Lisbon given until 2015 to reach deficit target
Finance Minister Vitor Gaspar said Portugal, suffering its worst recession in 40 years, will now have until 2015 to bring the deficit below 3.0 percent of gross domestic product (GDP).
"The new deficit limits are 5.5 percent of GDP in 2013, 4.0 percent in 2014, and 2.5 percent in 2015," Gaspar told a press conference as he presented a quarterly review of reforms agreed to in return for aid from the European Union (EU) and the International Monetary Fund (IMF).
The targets had already been eased in September to 4.5 percent for this year, 2.5 percent in 2014 and 2.0 percent in 2015.
Eurozone countries are obliged to run public deficits of no more than 3.0 percent of output, and are supposed to work towards a balanced budget, and even a surplus in times of economic growth.
Last year, Portugal's public deficit came to 4.9 percent of GDP, Gaspar said, taking account of revenues raised through the sale of stakes in Portuguese airports.
But he said some EU authorities would estimate that the deficit stood at 6.6 percent last year, without including the airport sales.
Portugal's troika of public creditors have given a green light to an eighth payment of emergency aid to the country, which negotiated a rescue package worth 78 billion euros ($102 billion) in May 2011.
A joint statement issued by the EU, IMF and European Central Bank said that implementation of a Portuguese reform programme "remains broadly on track, against the background of difficult economic conditions.
"The end-2012 fiscal deficit target was met, financial sector stability has been safeguarded, and a wide range of structural reforms is progressing," it added.
Talks between the troika and Portuguese officials lasted two weeks however, the longest period so far for payment approval, suggesting that the creditors had closely scrutinised Portugal's accounts.

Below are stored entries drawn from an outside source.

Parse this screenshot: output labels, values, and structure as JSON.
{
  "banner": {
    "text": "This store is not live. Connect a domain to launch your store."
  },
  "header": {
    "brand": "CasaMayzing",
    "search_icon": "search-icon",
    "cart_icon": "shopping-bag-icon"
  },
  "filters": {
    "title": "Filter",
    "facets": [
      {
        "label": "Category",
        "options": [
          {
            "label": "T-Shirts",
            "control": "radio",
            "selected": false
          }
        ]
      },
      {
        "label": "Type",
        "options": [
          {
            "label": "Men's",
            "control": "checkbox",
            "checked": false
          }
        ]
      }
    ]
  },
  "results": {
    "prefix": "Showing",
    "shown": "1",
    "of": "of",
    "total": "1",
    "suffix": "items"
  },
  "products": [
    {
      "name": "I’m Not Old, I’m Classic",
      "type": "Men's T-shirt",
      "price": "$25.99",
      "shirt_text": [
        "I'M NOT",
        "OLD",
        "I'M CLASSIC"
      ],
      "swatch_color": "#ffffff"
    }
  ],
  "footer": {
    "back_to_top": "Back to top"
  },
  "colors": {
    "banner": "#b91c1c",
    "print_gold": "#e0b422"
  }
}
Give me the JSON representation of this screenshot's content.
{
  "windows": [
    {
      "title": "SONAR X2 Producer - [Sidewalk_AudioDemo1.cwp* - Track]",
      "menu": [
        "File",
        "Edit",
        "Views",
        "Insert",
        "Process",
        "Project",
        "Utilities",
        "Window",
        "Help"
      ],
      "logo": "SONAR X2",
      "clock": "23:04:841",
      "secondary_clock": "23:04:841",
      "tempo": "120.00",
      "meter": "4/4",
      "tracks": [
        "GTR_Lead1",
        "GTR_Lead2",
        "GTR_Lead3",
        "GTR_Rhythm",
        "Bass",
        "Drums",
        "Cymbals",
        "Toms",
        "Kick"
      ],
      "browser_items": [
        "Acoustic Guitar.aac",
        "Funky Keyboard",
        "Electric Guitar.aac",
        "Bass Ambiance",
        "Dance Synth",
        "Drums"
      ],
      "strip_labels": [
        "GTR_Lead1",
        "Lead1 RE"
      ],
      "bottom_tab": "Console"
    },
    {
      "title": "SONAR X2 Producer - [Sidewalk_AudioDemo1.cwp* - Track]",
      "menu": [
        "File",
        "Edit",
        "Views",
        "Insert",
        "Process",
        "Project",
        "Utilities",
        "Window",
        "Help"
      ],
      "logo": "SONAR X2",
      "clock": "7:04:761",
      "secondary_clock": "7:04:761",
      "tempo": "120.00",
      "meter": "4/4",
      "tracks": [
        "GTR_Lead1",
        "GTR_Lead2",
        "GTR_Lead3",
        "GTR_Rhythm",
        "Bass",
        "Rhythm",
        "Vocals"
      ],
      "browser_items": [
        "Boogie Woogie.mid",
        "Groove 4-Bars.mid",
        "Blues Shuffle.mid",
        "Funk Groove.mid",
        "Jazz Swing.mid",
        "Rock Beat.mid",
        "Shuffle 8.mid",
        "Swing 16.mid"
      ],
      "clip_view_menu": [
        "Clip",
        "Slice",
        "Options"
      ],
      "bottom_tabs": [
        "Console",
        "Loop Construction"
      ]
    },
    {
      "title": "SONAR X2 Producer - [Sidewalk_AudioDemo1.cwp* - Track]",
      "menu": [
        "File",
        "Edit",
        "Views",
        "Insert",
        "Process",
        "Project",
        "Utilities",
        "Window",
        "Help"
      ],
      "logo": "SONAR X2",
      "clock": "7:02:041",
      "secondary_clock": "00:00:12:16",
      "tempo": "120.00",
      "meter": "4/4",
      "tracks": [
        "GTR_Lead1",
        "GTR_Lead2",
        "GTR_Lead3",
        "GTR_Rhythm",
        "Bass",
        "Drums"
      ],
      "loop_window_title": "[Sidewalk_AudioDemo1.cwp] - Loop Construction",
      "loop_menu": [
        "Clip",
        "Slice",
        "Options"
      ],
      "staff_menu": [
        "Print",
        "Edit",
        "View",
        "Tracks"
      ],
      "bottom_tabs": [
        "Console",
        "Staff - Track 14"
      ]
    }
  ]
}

Gaspar said Portugal needed the extra time to cut its deficit because of a weak economic climate that would result in the economy contracting by 2.3 percent this year, much more than a previous forecast decline of 1.0 percent.
"With the worsening recession, unemployment will continue to rise to an average of 18.2 percent this year" and set a record of 18.3 percent by the end of 2013 before rising even higher to 18.5 percent in 2014, Gaspar warned.
In 2012, Portugal's economy declined by 3.2 percent, the worst performance since 1975.
"Weaker growth prospects require an adjustment of the fiscal deficit path" for the country, the troika statement said.
The troika has also granted Lisbon an extra year to reduce public spending by 4.0 billion euros, a goal initially targeted by the end of 2014.
Details of those cuts are expected within the framework of a broader reform programme that the government is to unveil soon.
Early this month, eurozone finance ministers also agreed in principle to give Lisbon more time to repay emergency aid extended by EU partners, which should help the government return this year to private markets for government debt.
Public creditors are mindful of the potential for social unrest in Portugal, where several hundred thousand people demonstrated in around 30 cities on March 2 against austerity measures and to call for the government's resignation.